The weatherstrip (or gasket) is by nature a flexible material that bridges the fixed frame that screws to the building and the swinging or sliding door sash or door leaf. It needs to prevent or minimize air and water infiltration without interfering too much with the operation of the door.  Swinging doors (single, French, folding) all use compression gaskets while sliding doors use sliding or friction surface gaskets.  What material and how they integrate with the overall weather proofing strategy differ greatly.

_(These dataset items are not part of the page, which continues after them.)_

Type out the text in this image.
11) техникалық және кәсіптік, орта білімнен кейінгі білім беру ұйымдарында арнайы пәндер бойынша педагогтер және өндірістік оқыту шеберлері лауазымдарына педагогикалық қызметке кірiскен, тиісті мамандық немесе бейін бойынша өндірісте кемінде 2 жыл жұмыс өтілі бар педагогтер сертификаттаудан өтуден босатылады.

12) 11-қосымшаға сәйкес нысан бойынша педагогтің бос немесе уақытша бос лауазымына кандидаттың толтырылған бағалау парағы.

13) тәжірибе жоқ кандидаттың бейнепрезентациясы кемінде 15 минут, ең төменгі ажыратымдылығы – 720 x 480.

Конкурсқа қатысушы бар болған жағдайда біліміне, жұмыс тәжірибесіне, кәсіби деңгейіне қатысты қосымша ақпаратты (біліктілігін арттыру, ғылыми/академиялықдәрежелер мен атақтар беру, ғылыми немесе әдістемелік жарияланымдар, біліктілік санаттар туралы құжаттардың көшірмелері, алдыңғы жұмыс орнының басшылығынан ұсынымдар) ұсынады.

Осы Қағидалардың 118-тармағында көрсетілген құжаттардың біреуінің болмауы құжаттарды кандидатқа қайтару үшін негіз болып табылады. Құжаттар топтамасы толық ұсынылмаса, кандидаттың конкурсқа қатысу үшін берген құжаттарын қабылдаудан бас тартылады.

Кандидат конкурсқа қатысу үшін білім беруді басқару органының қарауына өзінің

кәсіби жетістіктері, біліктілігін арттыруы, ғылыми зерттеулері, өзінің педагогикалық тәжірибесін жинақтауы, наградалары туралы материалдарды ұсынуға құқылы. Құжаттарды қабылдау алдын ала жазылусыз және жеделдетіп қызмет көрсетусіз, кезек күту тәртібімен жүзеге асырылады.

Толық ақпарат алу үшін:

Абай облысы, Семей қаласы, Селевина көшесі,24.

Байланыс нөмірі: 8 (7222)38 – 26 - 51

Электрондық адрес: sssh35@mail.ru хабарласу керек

Sliding gaskets need to offer enough force between the sash and frame to stop leaking but that force needs to overcome by the person opening or closing the door.  The tighter the sliding gasket is the harder the door is to operate.  Compression gaskets are generally better than sliding gaskets because they only touch the door in the final moments of it completely closing. There is no sliding friction to overcome, only enough force to slightly compress the weatherstrip to ensure continuous contact around the perimeter of the door.

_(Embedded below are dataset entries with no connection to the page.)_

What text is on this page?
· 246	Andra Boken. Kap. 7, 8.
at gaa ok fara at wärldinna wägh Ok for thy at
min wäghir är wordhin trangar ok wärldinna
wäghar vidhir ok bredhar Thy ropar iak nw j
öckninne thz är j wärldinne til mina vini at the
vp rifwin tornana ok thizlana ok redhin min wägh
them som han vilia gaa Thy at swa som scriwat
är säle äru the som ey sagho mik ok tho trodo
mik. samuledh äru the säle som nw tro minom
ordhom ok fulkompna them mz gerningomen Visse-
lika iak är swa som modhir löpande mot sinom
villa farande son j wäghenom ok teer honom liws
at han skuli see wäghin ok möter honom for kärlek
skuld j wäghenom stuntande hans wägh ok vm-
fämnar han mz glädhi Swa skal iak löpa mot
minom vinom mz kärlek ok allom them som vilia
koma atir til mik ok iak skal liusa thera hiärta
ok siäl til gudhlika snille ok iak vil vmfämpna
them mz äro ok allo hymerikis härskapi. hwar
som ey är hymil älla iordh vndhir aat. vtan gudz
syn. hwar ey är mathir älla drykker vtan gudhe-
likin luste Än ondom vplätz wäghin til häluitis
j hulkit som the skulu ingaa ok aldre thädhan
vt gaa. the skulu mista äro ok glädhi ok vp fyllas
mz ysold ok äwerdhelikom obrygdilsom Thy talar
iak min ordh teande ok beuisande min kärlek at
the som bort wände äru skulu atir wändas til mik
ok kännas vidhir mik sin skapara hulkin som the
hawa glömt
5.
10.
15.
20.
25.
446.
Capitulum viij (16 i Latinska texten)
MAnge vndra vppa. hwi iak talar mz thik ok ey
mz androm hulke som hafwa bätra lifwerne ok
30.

Swing doors are the earliest door function and what we most often think of when the word door hits our brain.  My earliest memory of weatherstripping in my childhood home was the bronze spring gaskets nailed to the frame at the edge of the door leaf.  They were non-compression gaskets at the head and lock jamb and compressed only at the hinge jamb.  They were moderately effective but did leak at the corners where they came together and around the lock bolts.  Changing the weatherstrip position or plane from the edge of the door to the inside face of the door where it overlaps the small door stop allowed for the introduction of compression seals.  These seals could be sealed at the corners and didn’t require any force other than the friction of the hinges to move the door through its full travel.

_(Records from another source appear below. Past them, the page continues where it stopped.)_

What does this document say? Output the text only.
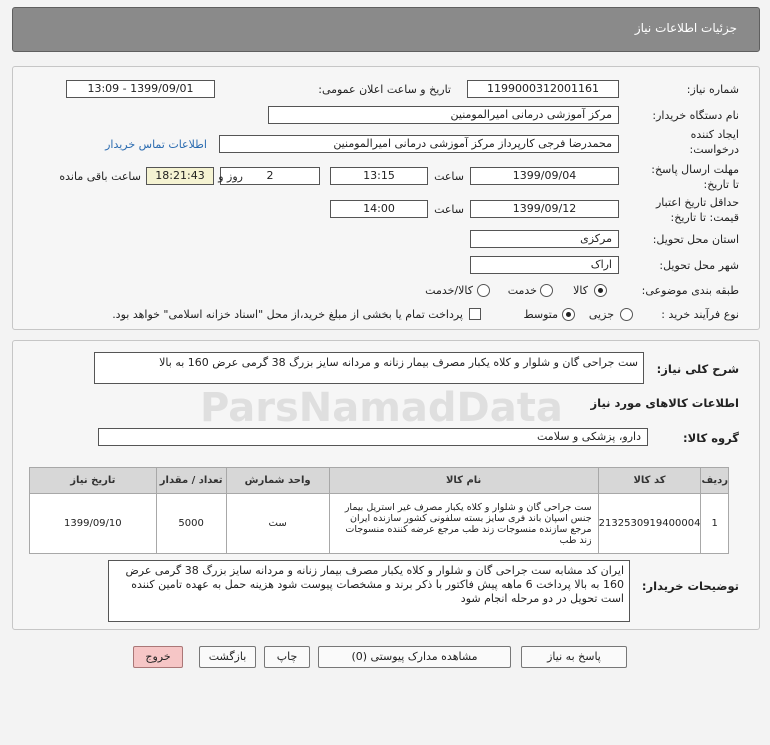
جزئیات اطلاعات نیاز
شماره نیاز:
1199000312001161
تاریخ و ساعت اعلان عمومی:
1399/09/01 - 13:09
نام دستگاه خریدار:
مرکز آموزشی درمانی امیرالمومنین
ایجاد کننده
درخواست:
محمدرضا فرجی کارپرداز مرکز آموزشی درمانی امیرالمومنین
اطلاعات تماس خریدار
مهلت ارسال پاسخ:
تا تاریخ:
1399/09/04
ساعت
13:15
2
روز و
18:21:43
ساعت باقی مانده
حداقل تاریخ اعتبار
قیمت: تا تاریخ:
1399/09/12
ساعت
14:00
استان محل تحویل:
مرکزی
شهر محل تحویل:
اراک
طبقه بندی موضوعی:
کالا
خدمت
کالا/خدمت
نوع فرآیند خرید :
جزیی
متوسط
پرداخت تمام یا بخشی از مبلغ خرید،از محل "اسناد خزانه اسلامی" خواهد بود.
شرح کلی نیاز:
ست جراحی گان و شلوار و کلاه یکبار مصرف بیمار زنانه و مردانه سایز بزرگ 38 گرمی عرض 160 به بالا
اطلاعات کالاهای مورد نیاز
گروه کالا:
دارو، پزشکی و سلامت
ردیف	کد کالا	نام کالا	واحد شمارش	تعداد / مقدار	تاریخ نیاز
1	2132530919400004	ست جراحی گان و شلوار و کلاه یکبار مصرف غیر استریل بیمار جنس اسپان باند فری سایز بسته سلفونی کشور سازنده ایران مرجع سازنده منسوجات زند طب مرجع عرضه کننده منسوجات زند طب	ست	5000	1399/09/10
توضیحات خریدار:
ایران کد مشابه ست جراحی گان و شلوار و کلاه یکبار مصرف بیمار زنانه و مردانه سایز بزرگ 38 گرمی عرض 160 به بالا پرداخت 6 ماهه پیش فاکتور با ذکر برند و مشخصات پیوست شود هزینه حمل به عهده تامین کننده است تحویل در دو مرحله انجام شود
پاسخ به نیاز
مشاهده مدارک پیوستی (0)
چاپ
بازگشت
خروج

Sliding gaskets include pile weather-strips which have a strip of dense “hairs” perpendicular to the door face.  The earliest versions have added a plastic film in the center to reduce air infiltration.  If they are designed with just the right length (slightly longer than the gap between sash and frame) a sweet spot of protection and minimal force can be reached. Rubber materials do not work well in sliding gaskets because they have huge coefficients of friction and would be more likely to tear than slide.  Again, modern times have introduced slick textured plastic coatings to foam sponge rubber to make what might be the best sliding gaskets. But the protection vs. operating force is a delicate balance.  German technology has created lift/slide door hardware where when the locking handle is turned 180˚ the heavy glass panel lifts about a quarter inch eliminating sliding gaskets altogether.  The down side is that operating the handle can become quite an effort not easily accomplished by the weak or aged.

Pile, rubber, and plastic coated foam gaskets all work well in compression settings.  There are even plastic coated magnetic gaskets like you would find on a refrigerator used sometimes.  2Fold® doors are currently all swing doors with compression gaskets so we can offer the easiest operation with the best air and water resistance possible.